Publishers Look Beyond Bookstores

Kitson, a group of boutiques based in Los Angeles, is the kind of store that appears regularly in the tabloids for both its stylish clothes and its celebrity clientele like Sean Combs and Joe Jonas.

But in a town that is all about flash, Kitson is finding a surprising source of revenue that is not from its fashionable shoes or accessories. It is from books.

The company’s owner, Fraser Ross, estimates that Kitson sold 100,000 books in 2010, double what it had the previous year.

Publishers turned aggressive about selling to Kitson, Mr. Ross said, as traditional bookstores switched focus or closed. That “has been good for us,” he said. “If there’s a good book, we’ll go deep into it.” And publishers, he said, “realize what a specialty store can do for their business, with the window and the table.”

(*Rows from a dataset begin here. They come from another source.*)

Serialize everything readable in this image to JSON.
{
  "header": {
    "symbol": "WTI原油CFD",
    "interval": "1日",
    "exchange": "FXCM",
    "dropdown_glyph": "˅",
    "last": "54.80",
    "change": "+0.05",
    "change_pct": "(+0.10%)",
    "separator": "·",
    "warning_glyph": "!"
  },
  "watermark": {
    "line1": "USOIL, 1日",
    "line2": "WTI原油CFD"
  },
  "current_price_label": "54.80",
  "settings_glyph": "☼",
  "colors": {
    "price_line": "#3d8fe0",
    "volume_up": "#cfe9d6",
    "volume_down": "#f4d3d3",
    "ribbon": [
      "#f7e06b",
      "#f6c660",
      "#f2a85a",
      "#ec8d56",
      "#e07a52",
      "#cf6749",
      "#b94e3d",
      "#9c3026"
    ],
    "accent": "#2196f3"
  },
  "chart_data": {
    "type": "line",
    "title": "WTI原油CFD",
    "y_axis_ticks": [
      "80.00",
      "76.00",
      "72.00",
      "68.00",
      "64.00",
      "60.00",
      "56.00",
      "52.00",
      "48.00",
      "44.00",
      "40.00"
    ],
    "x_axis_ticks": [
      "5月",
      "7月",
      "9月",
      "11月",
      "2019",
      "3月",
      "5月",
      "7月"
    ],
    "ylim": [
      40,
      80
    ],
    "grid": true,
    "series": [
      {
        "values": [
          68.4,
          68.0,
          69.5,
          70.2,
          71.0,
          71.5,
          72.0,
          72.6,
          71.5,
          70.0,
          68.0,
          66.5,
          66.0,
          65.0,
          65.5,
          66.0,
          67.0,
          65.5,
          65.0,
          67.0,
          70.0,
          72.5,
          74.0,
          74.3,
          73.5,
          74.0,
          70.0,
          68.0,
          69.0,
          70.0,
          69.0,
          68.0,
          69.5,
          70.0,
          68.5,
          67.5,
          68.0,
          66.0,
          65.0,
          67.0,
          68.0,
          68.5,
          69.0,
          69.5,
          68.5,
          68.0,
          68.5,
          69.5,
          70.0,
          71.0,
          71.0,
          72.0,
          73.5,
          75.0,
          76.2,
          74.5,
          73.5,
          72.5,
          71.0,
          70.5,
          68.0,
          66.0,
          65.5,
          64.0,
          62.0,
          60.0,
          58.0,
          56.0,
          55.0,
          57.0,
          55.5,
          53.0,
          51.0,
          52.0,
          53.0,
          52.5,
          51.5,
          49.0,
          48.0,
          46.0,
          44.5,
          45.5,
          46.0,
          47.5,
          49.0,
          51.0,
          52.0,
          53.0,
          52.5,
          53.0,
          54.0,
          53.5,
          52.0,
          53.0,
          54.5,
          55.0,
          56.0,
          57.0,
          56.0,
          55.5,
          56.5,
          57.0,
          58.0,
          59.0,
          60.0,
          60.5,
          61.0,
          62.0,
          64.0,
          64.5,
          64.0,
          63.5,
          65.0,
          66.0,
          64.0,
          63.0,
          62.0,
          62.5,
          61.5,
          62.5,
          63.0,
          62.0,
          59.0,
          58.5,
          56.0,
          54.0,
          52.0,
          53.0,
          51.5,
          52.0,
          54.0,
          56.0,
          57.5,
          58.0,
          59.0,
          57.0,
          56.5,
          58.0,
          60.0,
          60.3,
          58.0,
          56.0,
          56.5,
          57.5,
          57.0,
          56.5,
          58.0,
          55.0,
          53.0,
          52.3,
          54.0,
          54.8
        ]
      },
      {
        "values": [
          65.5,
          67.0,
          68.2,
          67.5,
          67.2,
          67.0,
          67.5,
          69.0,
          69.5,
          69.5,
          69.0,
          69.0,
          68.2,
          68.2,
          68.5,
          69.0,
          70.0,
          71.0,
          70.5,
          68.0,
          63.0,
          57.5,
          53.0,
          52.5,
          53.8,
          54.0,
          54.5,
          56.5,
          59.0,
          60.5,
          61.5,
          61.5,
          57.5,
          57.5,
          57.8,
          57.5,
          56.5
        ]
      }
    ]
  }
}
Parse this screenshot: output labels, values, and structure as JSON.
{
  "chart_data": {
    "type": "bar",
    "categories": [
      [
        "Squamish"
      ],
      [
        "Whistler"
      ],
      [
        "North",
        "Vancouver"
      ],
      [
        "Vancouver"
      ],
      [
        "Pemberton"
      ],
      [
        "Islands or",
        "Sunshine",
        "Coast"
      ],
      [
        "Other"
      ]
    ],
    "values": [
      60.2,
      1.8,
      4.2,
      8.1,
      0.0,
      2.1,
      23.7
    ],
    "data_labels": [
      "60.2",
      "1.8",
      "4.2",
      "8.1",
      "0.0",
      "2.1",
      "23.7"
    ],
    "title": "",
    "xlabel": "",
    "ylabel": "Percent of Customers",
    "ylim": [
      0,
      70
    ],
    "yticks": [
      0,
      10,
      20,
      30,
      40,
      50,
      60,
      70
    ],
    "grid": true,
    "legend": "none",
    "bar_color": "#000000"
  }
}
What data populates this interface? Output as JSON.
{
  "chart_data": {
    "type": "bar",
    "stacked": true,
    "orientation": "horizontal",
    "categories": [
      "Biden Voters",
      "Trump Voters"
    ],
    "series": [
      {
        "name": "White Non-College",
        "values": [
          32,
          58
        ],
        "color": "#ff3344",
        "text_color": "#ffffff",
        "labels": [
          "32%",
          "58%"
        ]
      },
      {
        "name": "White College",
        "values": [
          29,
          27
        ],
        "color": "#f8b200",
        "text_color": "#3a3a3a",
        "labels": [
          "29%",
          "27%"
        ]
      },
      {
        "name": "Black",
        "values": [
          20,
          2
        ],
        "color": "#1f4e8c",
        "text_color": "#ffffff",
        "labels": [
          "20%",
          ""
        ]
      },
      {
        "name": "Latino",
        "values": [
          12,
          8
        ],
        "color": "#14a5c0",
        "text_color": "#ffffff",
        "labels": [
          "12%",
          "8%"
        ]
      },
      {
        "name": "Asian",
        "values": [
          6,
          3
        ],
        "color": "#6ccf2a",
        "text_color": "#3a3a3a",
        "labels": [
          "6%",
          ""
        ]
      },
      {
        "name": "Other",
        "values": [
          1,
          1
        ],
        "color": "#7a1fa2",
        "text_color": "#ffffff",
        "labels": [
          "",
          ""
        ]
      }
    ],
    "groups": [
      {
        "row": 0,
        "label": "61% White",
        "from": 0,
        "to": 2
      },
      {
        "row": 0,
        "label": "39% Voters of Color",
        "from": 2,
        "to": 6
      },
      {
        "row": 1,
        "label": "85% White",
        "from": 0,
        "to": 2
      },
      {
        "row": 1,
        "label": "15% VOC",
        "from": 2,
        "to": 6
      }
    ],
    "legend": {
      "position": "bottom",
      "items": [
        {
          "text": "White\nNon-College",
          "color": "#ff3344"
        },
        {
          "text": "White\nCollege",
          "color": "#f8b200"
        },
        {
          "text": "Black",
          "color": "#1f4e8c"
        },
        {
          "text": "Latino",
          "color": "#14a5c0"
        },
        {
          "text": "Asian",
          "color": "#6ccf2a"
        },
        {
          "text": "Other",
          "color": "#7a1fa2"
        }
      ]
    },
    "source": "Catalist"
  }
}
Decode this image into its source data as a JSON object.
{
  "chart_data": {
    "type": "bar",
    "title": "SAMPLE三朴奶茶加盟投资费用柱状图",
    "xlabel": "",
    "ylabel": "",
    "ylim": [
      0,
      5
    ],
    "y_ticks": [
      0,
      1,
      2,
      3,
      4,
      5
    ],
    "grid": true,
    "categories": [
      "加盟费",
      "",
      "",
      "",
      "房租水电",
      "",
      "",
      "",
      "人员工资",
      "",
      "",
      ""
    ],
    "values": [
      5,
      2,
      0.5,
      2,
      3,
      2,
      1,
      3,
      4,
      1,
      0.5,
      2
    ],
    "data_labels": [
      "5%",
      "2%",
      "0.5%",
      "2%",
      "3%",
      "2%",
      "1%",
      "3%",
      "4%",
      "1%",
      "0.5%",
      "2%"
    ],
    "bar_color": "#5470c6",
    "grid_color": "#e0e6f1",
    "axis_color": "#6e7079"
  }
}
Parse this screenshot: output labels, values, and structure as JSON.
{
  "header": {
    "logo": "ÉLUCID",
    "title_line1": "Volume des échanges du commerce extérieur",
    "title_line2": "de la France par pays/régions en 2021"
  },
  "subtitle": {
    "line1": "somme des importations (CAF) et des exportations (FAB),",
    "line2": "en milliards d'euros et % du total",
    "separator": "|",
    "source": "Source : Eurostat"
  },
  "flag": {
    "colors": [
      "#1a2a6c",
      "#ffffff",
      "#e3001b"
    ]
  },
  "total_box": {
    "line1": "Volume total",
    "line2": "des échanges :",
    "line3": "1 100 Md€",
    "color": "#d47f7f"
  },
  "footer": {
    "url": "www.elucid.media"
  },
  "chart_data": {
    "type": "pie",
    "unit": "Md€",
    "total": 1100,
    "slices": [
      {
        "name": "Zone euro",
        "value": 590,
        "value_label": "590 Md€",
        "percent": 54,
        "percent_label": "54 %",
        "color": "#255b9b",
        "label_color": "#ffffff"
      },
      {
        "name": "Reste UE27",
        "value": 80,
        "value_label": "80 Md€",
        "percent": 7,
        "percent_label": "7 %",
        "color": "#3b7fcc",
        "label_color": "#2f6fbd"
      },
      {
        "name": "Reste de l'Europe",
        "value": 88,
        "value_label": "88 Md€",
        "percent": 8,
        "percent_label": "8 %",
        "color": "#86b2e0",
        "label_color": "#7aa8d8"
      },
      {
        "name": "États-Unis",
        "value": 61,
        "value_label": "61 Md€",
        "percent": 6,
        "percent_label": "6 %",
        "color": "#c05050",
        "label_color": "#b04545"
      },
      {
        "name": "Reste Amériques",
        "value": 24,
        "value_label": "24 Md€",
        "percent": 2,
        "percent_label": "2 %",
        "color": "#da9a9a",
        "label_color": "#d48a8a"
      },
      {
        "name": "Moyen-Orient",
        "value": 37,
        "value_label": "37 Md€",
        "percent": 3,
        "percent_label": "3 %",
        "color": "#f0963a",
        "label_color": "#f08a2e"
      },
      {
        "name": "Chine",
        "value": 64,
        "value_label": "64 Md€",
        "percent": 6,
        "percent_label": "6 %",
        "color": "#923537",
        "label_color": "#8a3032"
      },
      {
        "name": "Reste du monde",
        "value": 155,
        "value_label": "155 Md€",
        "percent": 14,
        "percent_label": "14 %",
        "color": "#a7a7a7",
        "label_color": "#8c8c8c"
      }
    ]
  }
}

Publishers have stocked books in nonbook retailers for decades — a coffee-table book in the home department, a novelty book in Urban Outfitters. In the last year, though, some publishers have increased their efforts as the two largest bookstore chains have changed course.

Barnes & Noble has been devoting more floor space for displays of e-readers, games and educational toys. Borders, after filing for bankruptcy protection in February, has begun liquidating some 200 of its superstores.

“The national bookstore chain has peaked as a sales channel, and the growth is not going to come from there,” said David Steinberger, chief executive of the Perseus Books Group. “But it doesn’t mean that all brick-and-mortar retailers are cutting back.”